New Albany High School students vote in 2022 midterm election


Nick Prince, Reporter

Another election day has come and gone, but this one was filled with new voters and followed by new records.

The youth voter turnout was the second-highest in the past 30 years, according to Tufts University’s Center for Information and Research on Civic Learning and Engagement (CIRCLE). This includes all registered voters in the 18-29 age group. It’s estimated that 27% of this demographic cast a ballot on November 8th, with a mere 20% being the standard. Many students at New Albany High School took this opportunity to use their voice and advocate for the change they want to see in the US government. 

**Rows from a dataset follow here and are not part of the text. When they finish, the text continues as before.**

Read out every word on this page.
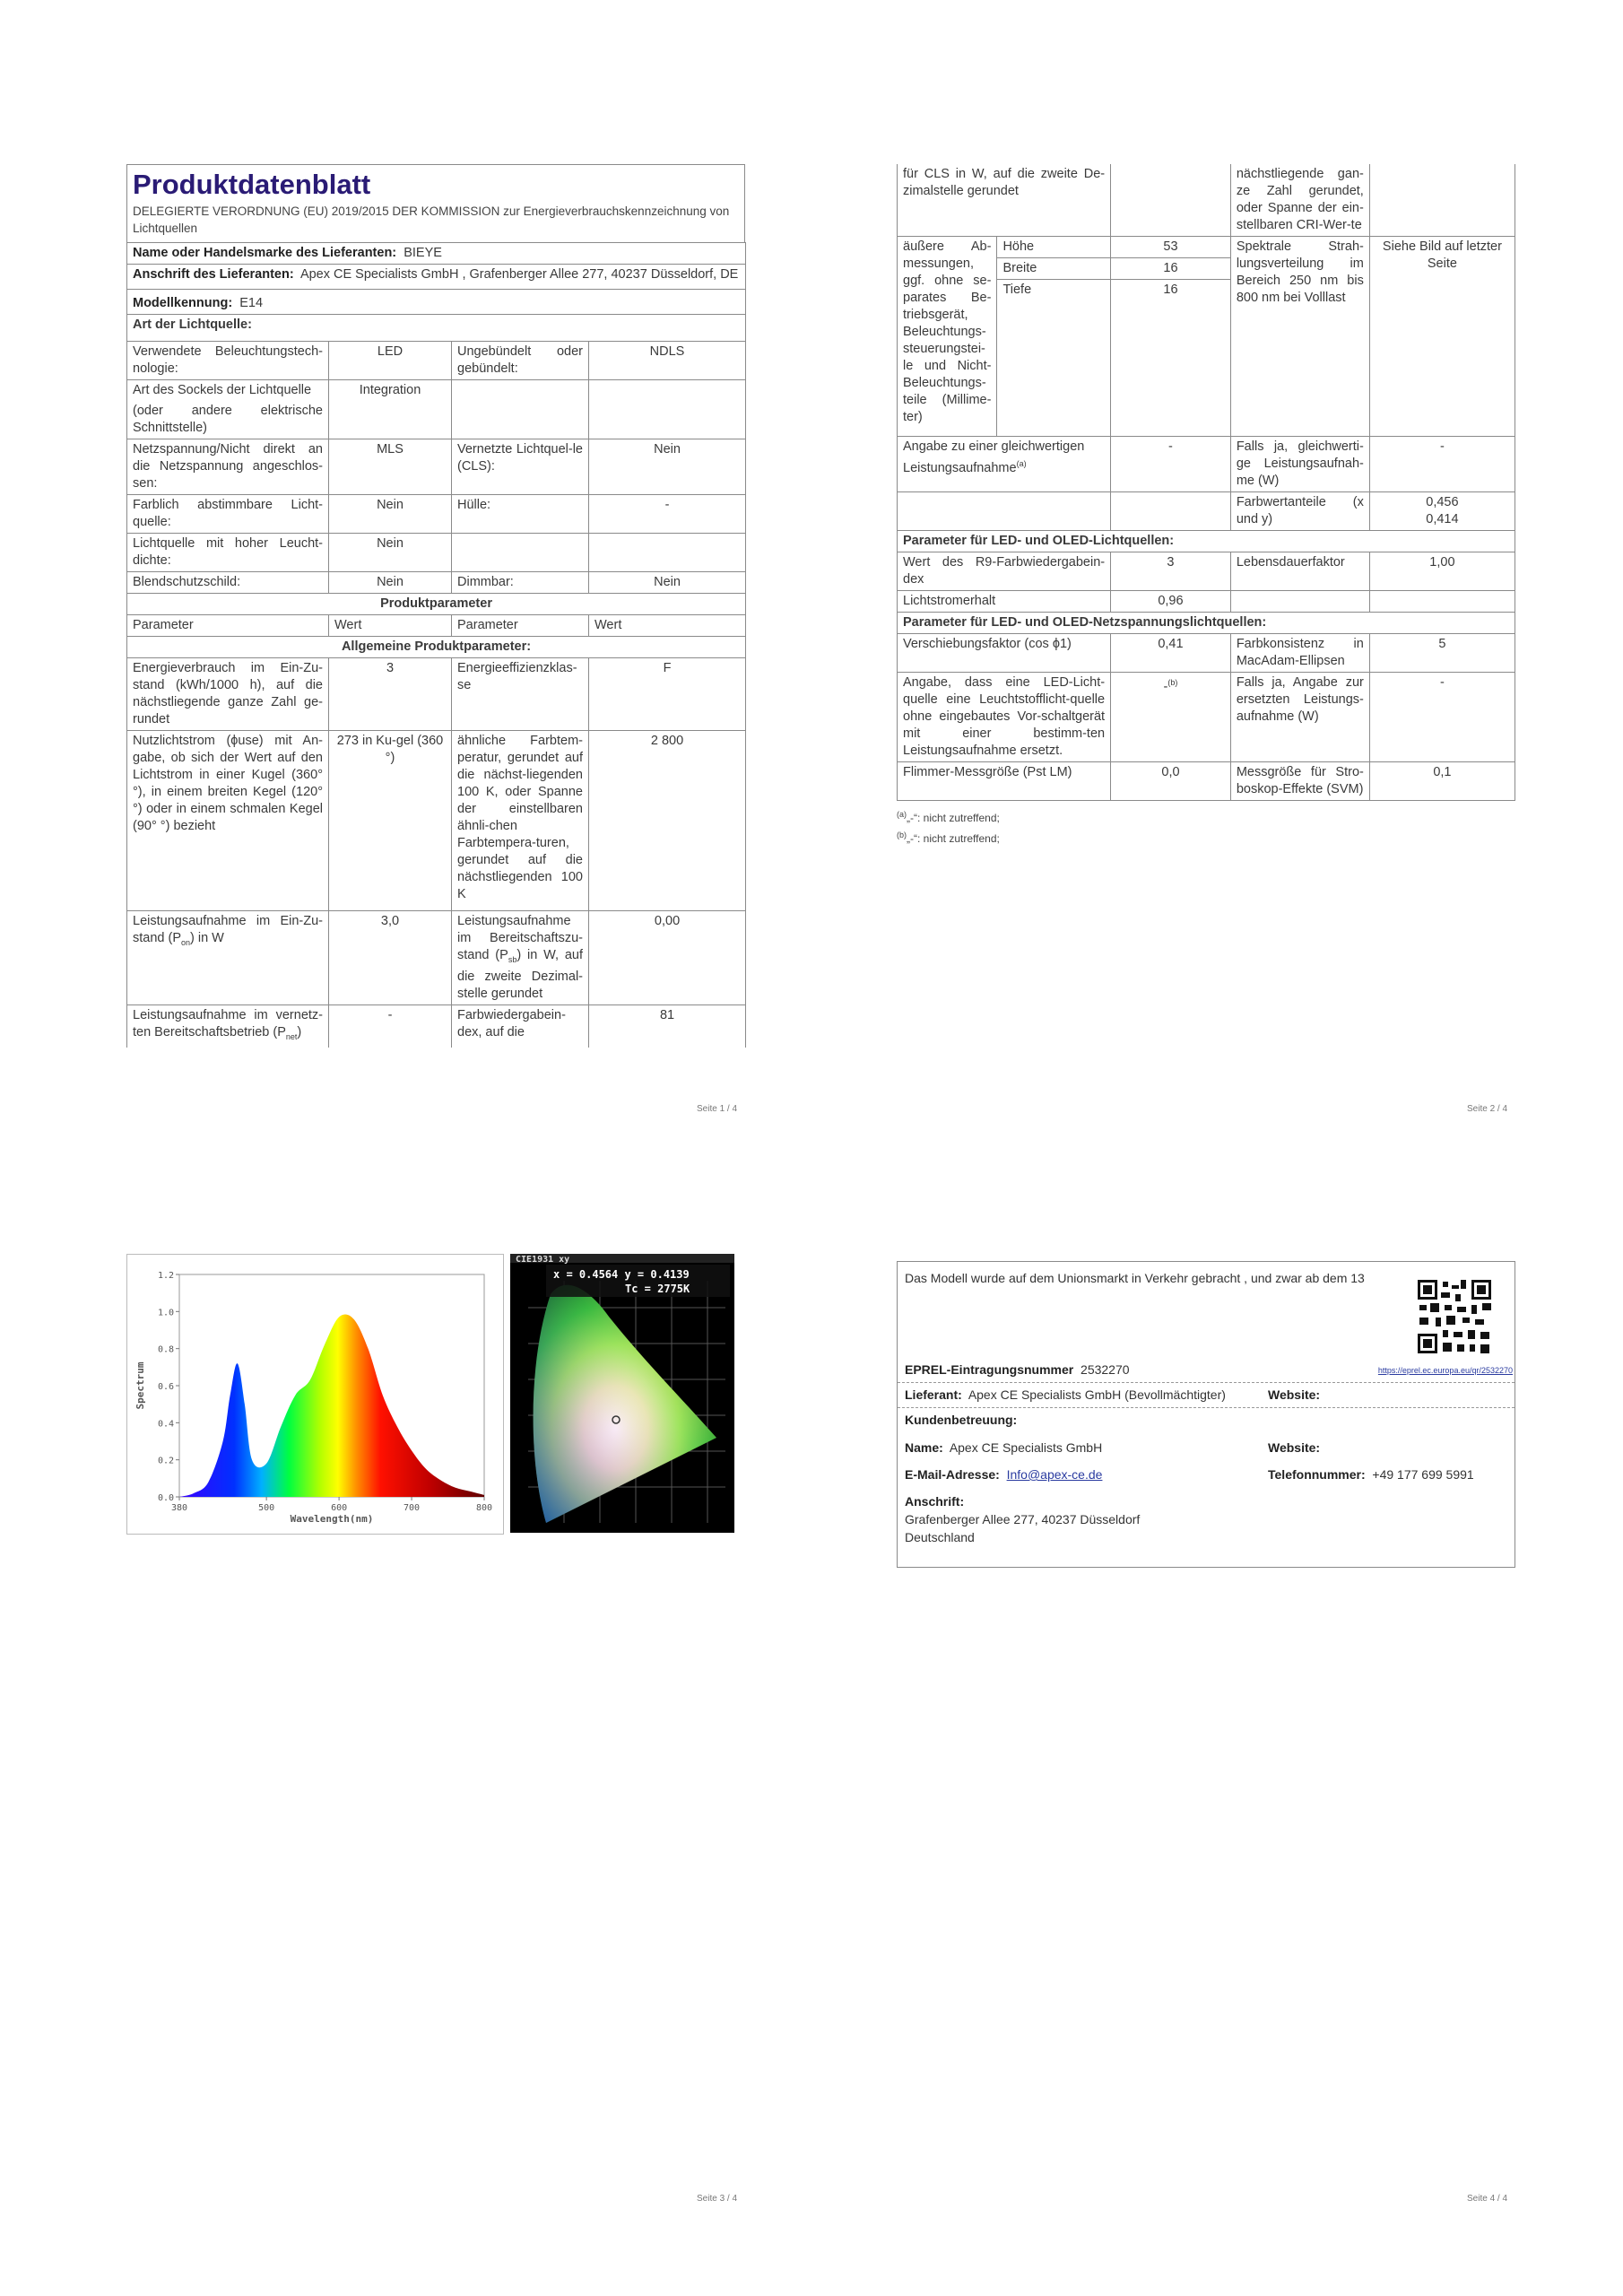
Produktdatenblatt
DELEGIERTE VERORDNUNG (EU) 2019/2015 DER KOMMISSION zur Energieverbrauchskennzeichnung von Lichtquellen
Name oder Handelsmarke des Lieferanten: BIEYE			
Anschrift des Lieferanten: Apex CE Specialists GmbH , Grafenberger Allee 277, 40237 Düsseldorf, DE			
Modellkennung: E14			
Art der Lichtquelle:			
Verwendete Beleuchtungstech-nologie:	LED	Ungebündelt oder gebündelt:	NDLS

Art des Sockels der Lichtquelle
(oder andere elektrische Schnittstelle)	Integration		
Netzspannung/Nicht direkt an die Netzspannung angeschlos-sen:	MLS	Vernetzte Lichtquel-le (CLS):	Nein
Farblich abstimmbare Licht-quelle:	Nein	Hülle:	-
Lichtquelle mit hoher Leucht-dichte:	Nein		
Blendschutzschild:	Nein	Dimmbar:	Nein
Produktparameter			
Parameter	Wert	Parameter	Wert
Allgemeine Produktparameter:			
Energieverbrauch im Ein-Zu-stand (kWh/1000 h), auf die nächstliegende ganze Zahl ge-rundet	3	Energieeffizienzklas-se	F
Nutzlichtstrom (ϕuse) mit An-gabe, ob sich der Wert auf den Lichtstrom in einer Kugel (360° °), in einem breiten Kegel (120° °) oder in einem schmalen Kegel (90° °) bezieht	273 in Ku-gel (360 °)	ähnliche Farbtem-peratur, gerundet auf die nächst-liegenden 100 K, oder Spanne der einstellbaren ähnli-chen Farbtempera-turen, gerundet auf die nächstliegenden 100 K	2 800
Leistungsaufnahme im Ein-Zu-stand $(P_{on})$ in W	3,0	Leistungsaufnahme im Bereitschaftszu-stand $(P_{sb})$ in W, auf die zweite Dezimal-stelle gerundet	0,00
Leistungsaufnahme im vernetz-ten Bereitschaftsbetrieb $(P_{net})$	-	Farbwiedergabein-dex, auf die	81
Seite 1 / 4
für CLS in W, auf die zweite De-zimalstelle gerundet			nächstliegende gan-ze Zahl gerundet, oder Spanne der ein-stellbaren CRI-Wer-te	
äußere Ab-messungen, ggf. ohne se-parates Be-triebsgerät, Beleuchtungs-steuerungstei-le und Nicht-Beleuchtungs-teile (Millime-ter)	Höhe	53	Spektrale Strah-lungsverteilung im Bereich 250 nm bis 800 nm bei Volllast	Siehe Bild auf letzter Seite
	Breite	16		
	Tiefe	16		
Angabe zu einer gleichwertigen Leistungsaufnahme$^{(a)}$		-	Falls ja, gleichwerti-ge Leistungsaufnah-me (W)	-
			Farbwertanteile (x und y)	0,456
0,414

Parameter für LED- und OLED-Lichtquellen:				
Wert des R9-Farbwiedergabein-dex		3	Lebensdauerfaktor	1,00
Lichtstromerhalt		0,96		
Parameter für LED- und OLED-Netzspannungslichtquellen:				
Verschiebungsfaktor (cos ϕ1)		0,41	Farbkonsistenz in MacAdam-Ellipsen	5
Angabe, dass eine LED-Licht-quelle eine Leuchtstofflicht-quelle ohne eingebautes Vor-schaltgerät mit einer bestimm-ten Leistungsaufnahme ersetzt.		-$^{(b)}$	Falls ja, Angabe zur ersetzten Leistungs-aufnahme (W)	-
Flimmer-Messgröße (Pst LM)		0,0	Messgröße für Stro-boskop-Effekte (SVM)	0,1
$^{(a)}$„-“: nicht zutreffend;
$^{(b)}$„-“: nicht zutreffend;
Seite 2 / 4
0.0
0.2
0.4
0.6
0.8
1.0
1.2
380	500	600	700	800
Wavelength(nm)
Spectrum
CIE1931 xy
x = 0.4564 y = 0.4139
Tc = 2775K
Seite 3 / 4
Das Modell wurde auf dem Unionsmarkt in Verkehr gebracht , und zwar ab dem 13
EPREL-Eintragungsnummer 2532270	https://eprel.ec.europa.eu/qr/2532270
Lieferant: Apex CE Specialists GmbH (Bevollmächtigter)	Website:
Kundenbetreuung:
Name: Apex CE Specialists GmbH	Website:
E-Mail-Adresse: Info@apex-ce.de	Telefonnummer: +49 177 699 5991
Anschrift:
Grafenberger Allee 277, 40237 Düsseldorf
Deutschland
Seite 4 / 4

“[Voting] wasn’t so much of a conscious choice, more of a ‘this is something I need to do.’ The past decade has really highlighted the inefficiencies within our political system, and I knew that I needed to use my limited power to change what I could, even if that only meant using my vote to demonstrate dissatisfaction with current leadership,” said senior Abigail Hayes.

However, as first time voters, there are a lot of steps that must be taken first that can be confusing. Students have to register themselves to vote, research the candidates on the ballot, and find a voting location and a time that works for them.

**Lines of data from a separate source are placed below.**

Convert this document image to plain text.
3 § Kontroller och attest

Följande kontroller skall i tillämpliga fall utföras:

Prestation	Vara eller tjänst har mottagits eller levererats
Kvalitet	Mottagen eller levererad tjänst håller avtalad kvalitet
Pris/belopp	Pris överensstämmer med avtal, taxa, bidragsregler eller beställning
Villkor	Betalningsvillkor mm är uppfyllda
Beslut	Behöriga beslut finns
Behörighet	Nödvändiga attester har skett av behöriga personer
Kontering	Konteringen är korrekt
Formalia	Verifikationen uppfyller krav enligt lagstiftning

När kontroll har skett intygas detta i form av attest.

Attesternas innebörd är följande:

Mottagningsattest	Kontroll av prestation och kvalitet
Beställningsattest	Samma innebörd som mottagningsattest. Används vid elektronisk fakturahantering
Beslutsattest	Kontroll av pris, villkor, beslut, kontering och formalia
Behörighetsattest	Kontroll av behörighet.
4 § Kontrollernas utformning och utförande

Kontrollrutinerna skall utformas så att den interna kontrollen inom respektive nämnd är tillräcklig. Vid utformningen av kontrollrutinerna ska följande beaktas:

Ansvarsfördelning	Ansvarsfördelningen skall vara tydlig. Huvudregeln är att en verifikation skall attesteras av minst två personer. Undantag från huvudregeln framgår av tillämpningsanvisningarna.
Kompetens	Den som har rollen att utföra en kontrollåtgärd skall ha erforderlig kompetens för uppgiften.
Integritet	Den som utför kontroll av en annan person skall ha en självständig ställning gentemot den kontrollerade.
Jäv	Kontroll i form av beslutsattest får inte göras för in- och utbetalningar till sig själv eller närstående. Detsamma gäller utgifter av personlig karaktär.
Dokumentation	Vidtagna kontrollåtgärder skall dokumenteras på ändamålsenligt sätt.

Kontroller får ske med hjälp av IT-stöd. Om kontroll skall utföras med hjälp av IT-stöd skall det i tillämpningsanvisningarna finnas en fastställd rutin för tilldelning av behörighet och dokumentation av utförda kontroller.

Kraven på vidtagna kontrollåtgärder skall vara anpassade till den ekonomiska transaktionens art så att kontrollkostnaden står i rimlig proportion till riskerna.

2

“Registering was uncomplicated. Checking that my registration had been processed was complicated. I couldn’t figure out where to check that it had been processed,” said Hayes. “As a first time voter, I was immensely upset that it wasn’t an easier, streamlined process.”

The voting process can be harder for young people, especially when they aren’t used to the system. With school, jobs, extracurricular activities, and familial responsibilities that they can’t afford to miss, many students have difficulty finding time to register and vote, according to the New York Times.

“The actual process of voting was super easy, but it was kind of a pain to find the time to do it. I worked on Election Day, and I had prior obligations that I couldn’t weasel my way out of, so I had to make time to vote. It was really stressful,” said Hayes.

For many people who are new to voting, the thought of navigating through this very personal process can be daunting. Many have just become legal adults, and are just starting to figure out how to navigate aspects of life without assistance. Sometimes it can be scary for people who don’t know what to expect.

“I was actually really embarrassed. The poll workers asked me if this was my first time voting. I said yes, and they called out, ‘First time voter!’” Hayes said. “It wasn’t as private as I had thought it would be. The partitions were a joke. I was worried that someone was looking at my screen, judging my choices.”

But, for many students who have just turned 18, voting is important, especially when voter turnout is highest among those ages 65 to 74, according to the US Census Bureau. Because people of a younger demographic are more likely to vote liberally and older people tend to vote conservatively, this concerns younger voters. In the 2022 midterm election, people aged 18-29 voted for democratic US representatives 63% of the time, compared to people 65 and older voting for democratic US representatives 43% of the time, according to Tufts University’s CIRCLE.

It’s common to think that young people vote less because they don’t care as much about politics, or they have low political efficacy, but that’s not the case. It’s barriers such as registration, ID requirements, and residency requirements, according to Issues in Science and Technology.

“All in all, I would just like to highlight how important it is to vote. It’s one of the few ways you get a marginal say in the government, and you deserve to know the people who say they’ll take care of you are actually going to follow through. There was record turnout for Gen Z voters, and it is my sincerest hope that this trend will continue,” Hayes said.